Shell plans to soon file a broad drilling blueprint to pursue Chukchi drilling with Department of Interior regulators, Henry said. Shell has no plans to resume drilling efforts in the shallower Beaufort Sea, where the Kulluk rig had operated in 2012.

We have not yet confirmed if we drill in 2014,” said Henry. “Clearly, we would like to drill as soon as possible, so we are putting the building blocks in place. There remains a permitting and regulatory process through which we need to go, before we can confirm a decision to actually drill in 2014.”

For years and with billions of dollars, Shell has worked to drill offshore Alaska, finally launching an inaugural campaign in summer 2012, only to suffer a continuing series of mishaps. Following the brief drilling effort, the two drilling units were shuttered and towed back to shore. However, the Kulluk drilling unit separated from a tow vessel on New Year’s Eve 2012 and ran aground (see Daily GPI, Jan. 8).

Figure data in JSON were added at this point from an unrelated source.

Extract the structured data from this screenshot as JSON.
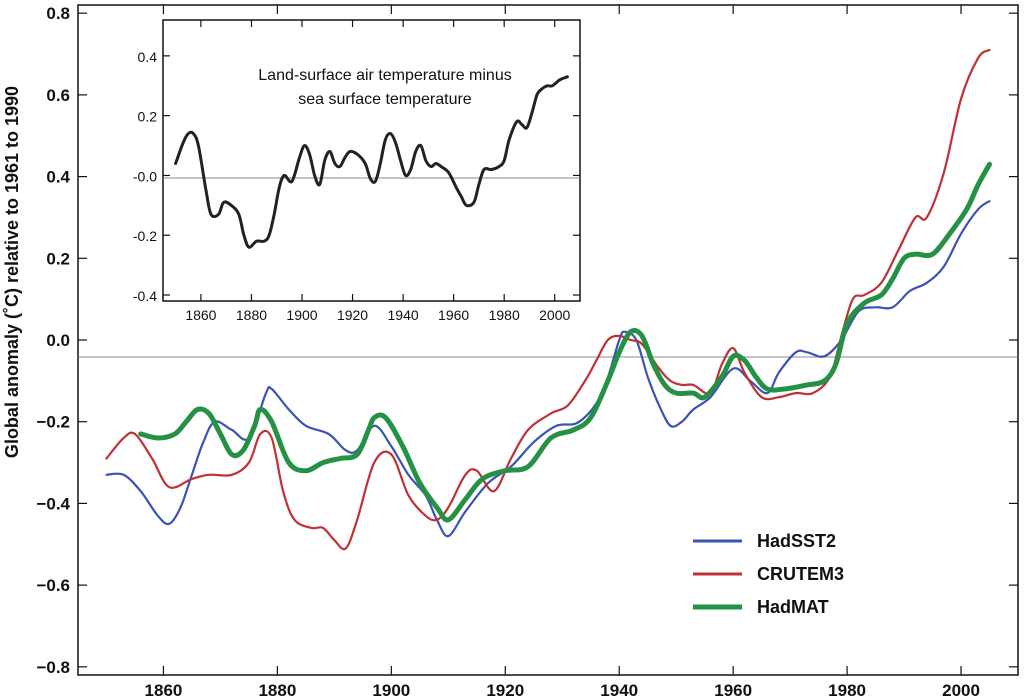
{
  "chart_data": [
    {
      "type": "line",
      "ylabel": "Global anomaly (˚C)   relative to 1961 to 1990",
      "xlim": [
        1845,
        2010
      ],
      "ylim": [
        -0.82,
        0.82
      ],
      "x_ticks": [
        1860,
        1880,
        1900,
        1920,
        1940,
        1960,
        1980,
        2000
      ],
      "y_ticks": [
        -0.8,
        -0.6,
        -0.4,
        -0.2,
        0.0,
        0.2,
        0.4,
        0.6,
        0.8
      ],
      "x_tick_labels": [
        "1860",
        "1880",
        "1900",
        "1920",
        "1940",
        "1960",
        "1980",
        "2000"
      ],
      "y_tick_labels": [
        "−0.8",
        "−0.6",
        "−0.4",
        "−0.2",
        "0.0",
        "0.2",
        "0.4",
        "0.6",
        "0.8"
      ],
      "zero_line": true,
      "legend_position": "bottom-right",
      "series": [
        {
          "name": "HadSST2",
          "color": "#3a53b4",
          "x": [
            1850,
            1853,
            1856,
            1859,
            1861,
            1863,
            1865,
            1867,
            1869,
            1872,
            1875,
            1878,
            1879,
            1882,
            1885,
            1889,
            1892,
            1894,
            1897,
            1900,
            1903,
            1906,
            1908,
            1910,
            1913,
            1917,
            1921,
            1925,
            1929,
            1933,
            1937,
            1940,
            1941,
            1943,
            1945,
            1947,
            1949,
            1951,
            1953,
            1956,
            1960,
            1963,
            1966,
            1968,
            1971,
            1973,
            1976,
            1979,
            1982,
            1985,
            1988,
            1991,
            1994,
            1997,
            2000,
            2003,
            2005
          ],
          "values": [
            -0.33,
            -0.33,
            -0.37,
            -0.43,
            -0.45,
            -0.41,
            -0.33,
            -0.25,
            -0.2,
            -0.22,
            -0.24,
            -0.13,
            -0.12,
            -0.17,
            -0.21,
            -0.23,
            -0.27,
            -0.27,
            -0.21,
            -0.26,
            -0.33,
            -0.38,
            -0.44,
            -0.48,
            -0.42,
            -0.35,
            -0.31,
            -0.25,
            -0.21,
            -0.2,
            -0.13,
            0.0,
            0.02,
            0.0,
            -0.09,
            -0.16,
            -0.21,
            -0.2,
            -0.17,
            -0.14,
            -0.07,
            -0.1,
            -0.13,
            -0.08,
            -0.03,
            -0.03,
            -0.04,
            0.0,
            0.07,
            0.08,
            0.08,
            0.12,
            0.14,
            0.18,
            0.26,
            0.32,
            0.34
          ]
        },
        {
          "name": "CRUTEM3",
          "color": "#c03035",
          "x": [
            1850,
            1853,
            1855,
            1858,
            1861,
            1865,
            1868,
            1872,
            1875,
            1877,
            1879,
            1881,
            1883,
            1886,
            1888,
            1890,
            1892,
            1894,
            1897,
            1900,
            1903,
            1906,
            1908,
            1910,
            1913,
            1915,
            1918,
            1921,
            1924,
            1928,
            1931,
            1934,
            1936,
            1938,
            1940,
            1942,
            1944,
            1947,
            1949,
            1951,
            1953,
            1956,
            1958,
            1960,
            1962,
            1965,
            1968,
            1971,
            1974,
            1977,
            1979,
            1981,
            1983,
            1986,
            1989,
            1992,
            1994,
            1997,
            2000,
            2003,
            2005
          ],
          "values": [
            -0.29,
            -0.24,
            -0.23,
            -0.29,
            -0.36,
            -0.34,
            -0.33,
            -0.33,
            -0.3,
            -0.23,
            -0.24,
            -0.37,
            -0.44,
            -0.46,
            -0.46,
            -0.49,
            -0.51,
            -0.44,
            -0.3,
            -0.28,
            -0.38,
            -0.43,
            -0.44,
            -0.41,
            -0.33,
            -0.32,
            -0.37,
            -0.29,
            -0.22,
            -0.18,
            -0.16,
            -0.1,
            -0.05,
            0.0,
            0.01,
            0.0,
            -0.01,
            -0.07,
            -0.1,
            -0.11,
            -0.11,
            -0.13,
            -0.06,
            -0.02,
            -0.08,
            -0.14,
            -0.14,
            -0.13,
            -0.13,
            -0.09,
            0.01,
            0.1,
            0.11,
            0.14,
            0.22,
            0.3,
            0.3,
            0.41,
            0.59,
            0.69,
            0.71
          ]
        },
        {
          "name": "HadMAT",
          "color": "#259145",
          "x": [
            1856,
            1859,
            1862,
            1864,
            1866,
            1868,
            1870,
            1872,
            1874,
            1876,
            1877,
            1879,
            1882,
            1885,
            1888,
            1891,
            1894,
            1896,
            1897,
            1899,
            1902,
            1905,
            1908,
            1910,
            1913,
            1916,
            1920,
            1924,
            1928,
            1932,
            1935,
            1938,
            1940,
            1942,
            1944,
            1946,
            1948,
            1950,
            1953,
            1955,
            1958,
            1960,
            1962,
            1964,
            1966,
            1969,
            1973,
            1976,
            1978,
            1980,
            1983,
            1986,
            1988,
            1990,
            1992,
            1995,
            1998,
            2001,
            2003,
            2005
          ],
          "values": [
            -0.23,
            -0.24,
            -0.23,
            -0.2,
            -0.17,
            -0.18,
            -0.23,
            -0.28,
            -0.27,
            -0.21,
            -0.17,
            -0.2,
            -0.3,
            -0.32,
            -0.3,
            -0.29,
            -0.28,
            -0.22,
            -0.19,
            -0.19,
            -0.26,
            -0.35,
            -0.41,
            -0.44,
            -0.39,
            -0.34,
            -0.32,
            -0.31,
            -0.24,
            -0.22,
            -0.19,
            -0.1,
            -0.03,
            0.02,
            0.01,
            -0.06,
            -0.11,
            -0.13,
            -0.13,
            -0.14,
            -0.09,
            -0.04,
            -0.05,
            -0.09,
            -0.12,
            -0.12,
            -0.11,
            -0.1,
            -0.06,
            0.04,
            0.09,
            0.11,
            0.15,
            0.2,
            0.21,
            0.21,
            0.26,
            0.32,
            0.38,
            0.43
          ]
        }
      ]
    },
    {
      "type": "line",
      "title_lines": [
        "Land-surface air temperature minus",
        "sea surface temperature"
      ],
      "xlim": [
        1845,
        2010
      ],
      "ylim": [
        -0.42,
        0.52
      ],
      "x_ticks": [
        1860,
        1880,
        1900,
        1920,
        1940,
        1960,
        1980,
        2000
      ],
      "y_ticks": [
        -0.4,
        -0.2,
        0.0,
        0.2,
        0.4
      ],
      "x_tick_labels": [
        "1860",
        "1880",
        "1900",
        "1920",
        "1940",
        "1960",
        "1980",
        "2000"
      ],
      "y_tick_labels": [
        "-0.4",
        "-0.2",
        "-0.0",
        "0.2",
        "0.4"
      ],
      "zero_line": true,
      "series": [
        {
          "color": "#222222",
          "x": [
            1850,
            1853,
            1855,
            1857,
            1859,
            1862,
            1864,
            1867,
            1869,
            1872,
            1875,
            1877,
            1879,
            1882,
            1885,
            1887,
            1889,
            1891,
            1893,
            1896,
            1899,
            1901,
            1903,
            1905,
            1907,
            1909,
            1911,
            1913,
            1915,
            1917,
            1919,
            1922,
            1925,
            1927,
            1929,
            1931,
            1933,
            1935,
            1937,
            1939,
            1941,
            1943,
            1945,
            1947,
            1949,
            1951,
            1953,
            1955,
            1958,
            1961,
            1963,
            1965,
            1968,
            1970,
            1972,
            1975,
            1978,
            1980,
            1982,
            1985,
            1987,
            1989,
            1991,
            1993,
            1995,
            1997,
            1999,
            2002,
            2005
          ],
          "values": [
            0.04,
            0.11,
            0.14,
            0.14,
            0.1,
            -0.05,
            -0.13,
            -0.13,
            -0.09,
            -0.1,
            -0.13,
            -0.2,
            -0.24,
            -0.22,
            -0.22,
            -0.2,
            -0.13,
            -0.04,
            0.0,
            -0.02,
            0.06,
            0.1,
            0.07,
            0.0,
            -0.03,
            0.05,
            0.08,
            0.04,
            0.03,
            0.06,
            0.08,
            0.07,
            0.04,
            -0.01,
            -0.02,
            0.04,
            0.12,
            0.14,
            0.11,
            0.05,
            0.0,
            0.02,
            0.08,
            0.1,
            0.05,
            0.03,
            0.04,
            0.03,
            0.01,
            -0.04,
            -0.07,
            -0.1,
            -0.09,
            -0.03,
            0.02,
            0.02,
            0.03,
            0.05,
            0.12,
            0.18,
            0.17,
            0.16,
            0.21,
            0.27,
            0.29,
            0.3,
            0.3,
            0.32,
            0.33
          ]
        }
      ]
    }
  ]
}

The grounding, just one of the mishaps, led the Department of Interior in early January to launch a high-level assessment of Shell’s program (see Daily GPI, Jan. 11). Six weeks later, shortly before Interior’s report laid blame at Shell’s feet, the producer took a “pause” in its Alaska efforts and canceled 2013 plans (see Daily GPI, March 18;Feb. 28).

Henry disclosed that Shell may have an impairment in the final three months of 2013 of a “few hundred million dollars” if Kulluk’s repair costs exceeded the benefits of fixing the 30-year-old rig.

To explore again in the Chukchi, Shell needs to submit a new exploration plan that would be subject to environmental reviews and public comments, which could require several months. Drilling permits for specific wells also could be required. More than 20 support vessels were used by Shell for its 2012 program, and any additional vessels also would need to be approved.

In addition, if Shell were to use the Kulluk again, the 29-year-old Polar Pioneer would require an OK to function as a back-up drilling rig to bore a relief well in case of a blowout. Interior regulators require Arctic offshore operators to have relief drilling rigs nearby because the area is 1,000 miles from the nearest major port in Dutch Harbor, AK.

Net earnings in 3Q2013 were $4.25 billion ($1.42/share), down by one-third from year-ago profits of $6.15 billion ($2.10). Shell uses current cost-of-supplies, which strips out inventory, a method used by European producers to match U.S. producers’ net earnings numbers. Revenue was $116.5 billion, up from $112.1 billion. Operating cash flow came in at $10.4 billion, versus $9.5 billion a year ago, while cash flow from operations was $9.9 billion versus $11.7 billion.

CEO Peter Voser, who is retiring at the end of the year, said Shell was “facing headwinds” on weak industry refining margins, factors that have weighed on other integrated majors, including ExxonMobil Corp., which also issued its third quarter report on Thursday. Those factors “continue to erode the near-term outlook,” he said.

Other factors impacting the latest results included upstream operating expenses and exploration costs, as well as production volume impacts from maintenance and asset replacement activities. The impacts were partly offset by higher contributions from the chemicals business and increased underlying production volumes, led by the integrated gas business.